One of the great workplace sitcoms returns funny enough and peppier than it should be. More than a decade after the season 2 finale, doofus actor-model Kyle (Ryan Hansen) hires his former boss Ron (Ken Marino) to throw a celebration of his new Hollywood success, and invites old coworkers like Henry (Adam Scott), Constance (Jane Lynch), and Lydia (Megan Mullaly). Dour writer Roman (Martin Starr) still works for Ron, and other characters soon make their way back to the catering-catastrophe world.

The pink bowties haven’t changed, but midlife weariness powers this revival. Roman still carries himself like an undiscovered genius, older and grayer. Ron is now a business owner (yay!) who smells like he lives in a van (he does.) “This is not how I envisioned my 40s,” Henry admits, in that deadpan-sweet way Adam Scott way, like he’s walking around with an invisible sitcom audience going awwwwww.

And Constance and Lydia are still kooky and fun, because they are Jane Lynch and Megan Mullally. Wedging everybody in requires narrative gesticulation. There are new characters played by Tyrel Jackson Williams and Zoë Chao; I haven’t even mentioned Jennifer Garner as a movie producer who just sort of keeps on appearing at multiple parties for steadily less logical reasons.

But the episodic structure still sings, with each event becoming a different screwball one-act. James Marsden has a blast as a big-time actor whose surprise birthday goes awry. Nick Offerman confirms himself as a guest-star ninja in a smirky-weirdo role that requires multiple (solid!) Hitler jokes. The new Party Down is a bit too glossy, but it suceeds as a genial get-together for great comedy talents

Return to Seoul

“I could wipe you from my life with a snap of my fingers,” spits Freddie, the Korean-born but French-raised main character of writer-director Davy Chou’s alternately playful and seething drama. Being wiped away is what happened to her as baby when she was put up for adoption, and to say that her unlucky boyfriend bears the brunt of some serious abandonment issues would be an understatement. Freddie, as played with deft, punkish attitude by the delightful find Park Ji-Min, pinballs through the movie, mostly with a sense of recklessness. She jets to Seoul on a whim, throws down soju in a bar like it’s water, hooks up with a random guy (but can’t remember the sex, so they do it again in the morning), and, just as impulsively, connects with the adoption agency that oversaw her extraction from a young couple unready for a family.

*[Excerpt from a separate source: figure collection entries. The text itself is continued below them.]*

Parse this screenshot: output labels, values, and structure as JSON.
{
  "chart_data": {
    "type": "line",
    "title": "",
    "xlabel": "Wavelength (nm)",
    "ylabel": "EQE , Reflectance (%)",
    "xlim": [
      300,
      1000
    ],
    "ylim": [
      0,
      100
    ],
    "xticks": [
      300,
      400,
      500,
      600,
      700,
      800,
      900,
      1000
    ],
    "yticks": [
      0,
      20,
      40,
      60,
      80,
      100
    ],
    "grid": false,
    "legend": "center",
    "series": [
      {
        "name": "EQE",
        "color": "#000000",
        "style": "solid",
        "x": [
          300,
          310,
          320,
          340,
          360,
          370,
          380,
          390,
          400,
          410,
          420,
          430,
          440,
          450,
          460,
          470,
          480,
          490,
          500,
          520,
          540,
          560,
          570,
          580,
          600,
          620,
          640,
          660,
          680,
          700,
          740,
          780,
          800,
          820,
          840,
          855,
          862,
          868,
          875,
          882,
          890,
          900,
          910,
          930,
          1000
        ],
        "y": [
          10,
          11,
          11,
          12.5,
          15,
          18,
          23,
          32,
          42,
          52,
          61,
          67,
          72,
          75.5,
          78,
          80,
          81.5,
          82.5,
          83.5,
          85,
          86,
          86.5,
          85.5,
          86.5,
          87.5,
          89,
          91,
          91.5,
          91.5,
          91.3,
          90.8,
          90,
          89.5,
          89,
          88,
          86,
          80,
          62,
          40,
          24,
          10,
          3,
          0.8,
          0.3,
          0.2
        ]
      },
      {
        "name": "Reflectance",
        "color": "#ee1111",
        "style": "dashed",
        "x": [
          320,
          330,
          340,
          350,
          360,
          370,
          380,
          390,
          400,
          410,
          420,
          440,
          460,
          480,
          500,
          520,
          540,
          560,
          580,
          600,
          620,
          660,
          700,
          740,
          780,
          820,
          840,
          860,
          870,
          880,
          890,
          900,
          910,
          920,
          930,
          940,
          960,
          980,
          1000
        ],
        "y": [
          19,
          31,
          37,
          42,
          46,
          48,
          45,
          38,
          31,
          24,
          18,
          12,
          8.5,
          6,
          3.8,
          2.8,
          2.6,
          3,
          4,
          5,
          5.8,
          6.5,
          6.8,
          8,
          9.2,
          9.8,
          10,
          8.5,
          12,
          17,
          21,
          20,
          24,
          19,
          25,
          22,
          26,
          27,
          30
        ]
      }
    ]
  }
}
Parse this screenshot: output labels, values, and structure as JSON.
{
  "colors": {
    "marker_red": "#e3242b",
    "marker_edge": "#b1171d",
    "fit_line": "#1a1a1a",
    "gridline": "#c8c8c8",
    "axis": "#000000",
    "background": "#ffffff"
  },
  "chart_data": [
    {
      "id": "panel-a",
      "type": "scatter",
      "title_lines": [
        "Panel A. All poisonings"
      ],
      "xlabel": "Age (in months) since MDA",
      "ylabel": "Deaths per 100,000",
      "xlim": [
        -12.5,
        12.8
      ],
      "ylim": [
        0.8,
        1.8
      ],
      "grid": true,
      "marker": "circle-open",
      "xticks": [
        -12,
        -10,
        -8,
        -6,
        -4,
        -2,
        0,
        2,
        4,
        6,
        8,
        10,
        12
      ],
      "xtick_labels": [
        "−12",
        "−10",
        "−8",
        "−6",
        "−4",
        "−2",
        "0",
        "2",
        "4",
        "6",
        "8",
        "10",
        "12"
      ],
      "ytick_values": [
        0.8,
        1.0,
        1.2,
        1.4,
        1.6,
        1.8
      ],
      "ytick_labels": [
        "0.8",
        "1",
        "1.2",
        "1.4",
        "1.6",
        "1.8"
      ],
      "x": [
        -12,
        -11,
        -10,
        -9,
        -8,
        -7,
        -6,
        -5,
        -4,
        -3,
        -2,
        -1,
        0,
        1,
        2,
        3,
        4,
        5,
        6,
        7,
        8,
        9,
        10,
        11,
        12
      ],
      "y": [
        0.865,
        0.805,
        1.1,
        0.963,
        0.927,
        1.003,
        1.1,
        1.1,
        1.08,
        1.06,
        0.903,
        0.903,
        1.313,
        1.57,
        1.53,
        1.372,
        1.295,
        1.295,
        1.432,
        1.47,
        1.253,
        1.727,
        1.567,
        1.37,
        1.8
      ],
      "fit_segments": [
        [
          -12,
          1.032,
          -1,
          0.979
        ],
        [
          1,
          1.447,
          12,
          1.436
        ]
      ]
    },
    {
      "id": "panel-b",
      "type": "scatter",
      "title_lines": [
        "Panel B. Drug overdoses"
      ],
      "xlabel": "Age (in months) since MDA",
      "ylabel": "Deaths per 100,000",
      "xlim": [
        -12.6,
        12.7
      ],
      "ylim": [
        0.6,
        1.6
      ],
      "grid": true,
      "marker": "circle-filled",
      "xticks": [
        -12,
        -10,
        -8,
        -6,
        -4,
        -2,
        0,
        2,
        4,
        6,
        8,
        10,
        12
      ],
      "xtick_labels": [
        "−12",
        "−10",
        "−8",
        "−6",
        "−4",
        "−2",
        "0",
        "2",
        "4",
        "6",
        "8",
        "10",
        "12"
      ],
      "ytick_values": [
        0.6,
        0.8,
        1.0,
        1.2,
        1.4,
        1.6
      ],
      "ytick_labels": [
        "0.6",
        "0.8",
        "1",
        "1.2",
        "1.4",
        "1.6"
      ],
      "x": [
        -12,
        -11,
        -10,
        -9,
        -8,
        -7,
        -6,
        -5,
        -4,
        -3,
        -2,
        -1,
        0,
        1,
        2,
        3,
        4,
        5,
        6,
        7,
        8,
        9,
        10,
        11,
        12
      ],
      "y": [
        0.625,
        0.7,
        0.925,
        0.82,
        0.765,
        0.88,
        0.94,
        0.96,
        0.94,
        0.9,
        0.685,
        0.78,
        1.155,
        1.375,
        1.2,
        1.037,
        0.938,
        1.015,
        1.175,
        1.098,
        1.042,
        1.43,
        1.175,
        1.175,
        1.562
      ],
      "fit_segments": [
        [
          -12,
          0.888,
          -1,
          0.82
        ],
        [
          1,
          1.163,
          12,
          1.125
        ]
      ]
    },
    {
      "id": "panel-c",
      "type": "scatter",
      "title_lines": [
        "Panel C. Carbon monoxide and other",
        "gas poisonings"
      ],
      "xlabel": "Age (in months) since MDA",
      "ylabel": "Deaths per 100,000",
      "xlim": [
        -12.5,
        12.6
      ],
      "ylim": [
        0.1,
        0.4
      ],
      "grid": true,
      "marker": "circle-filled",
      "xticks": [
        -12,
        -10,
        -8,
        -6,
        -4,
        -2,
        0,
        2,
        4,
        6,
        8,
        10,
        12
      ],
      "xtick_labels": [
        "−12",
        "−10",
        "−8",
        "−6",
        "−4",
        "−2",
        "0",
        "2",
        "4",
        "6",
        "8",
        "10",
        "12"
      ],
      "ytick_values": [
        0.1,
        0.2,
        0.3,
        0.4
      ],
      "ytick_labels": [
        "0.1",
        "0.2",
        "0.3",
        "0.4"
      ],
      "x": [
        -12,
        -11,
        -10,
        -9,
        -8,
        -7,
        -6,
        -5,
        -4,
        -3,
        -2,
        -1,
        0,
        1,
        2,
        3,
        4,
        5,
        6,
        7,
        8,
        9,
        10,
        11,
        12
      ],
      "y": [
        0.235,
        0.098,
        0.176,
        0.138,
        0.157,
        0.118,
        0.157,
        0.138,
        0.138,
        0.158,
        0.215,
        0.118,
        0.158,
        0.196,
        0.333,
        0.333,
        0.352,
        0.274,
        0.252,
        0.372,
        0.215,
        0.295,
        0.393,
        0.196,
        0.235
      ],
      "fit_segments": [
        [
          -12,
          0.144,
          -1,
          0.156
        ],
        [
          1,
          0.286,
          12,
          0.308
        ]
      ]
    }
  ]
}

Return to Seoul, in its colorful, Godardian way, then becomes a quest movie, but not the one you’re expecting — it’s the opposite of sentimental or overly therapized. Freddie, for her part, doesn’t seem headed for a breakthrough so much as a series of comically awkward exchanges, all of which need to be translated for her because she speaks no Korean (her detachment from the culture is something she wears like a badge). All these years later, her birth father is still wracked with guilt over giving her up; she takes the opportunity to remind him that she’s French and will not be moving “back home” with his new family. Her translator does what she can to smooth out these responses into politeness, but in a revealing moment, calls her a “sad person.”

And still, at least from our perspective looking in, there’s a finely wrought trajectory to Freddie’s life, one that wobbles like a bumblebee but not without an overarching sense of compassion, as director Chou skips years ahead into different haircuts, moods, and career choices (charmingly, Park turns up as an arms dealer and missile salesperson in one, preserving “peace, in theory”). The strength of the movie is its unresolvedness, which will be a test to viewers requiring closure. But Freddie is on her own wavelength — sight-reading, she calls it — and by film’s end, she is still ably pecking her way through Bach on a hotel’s piano, improvising a life robustly lived, and, during the span while we watch it, one of the year’s more refreshing surprises.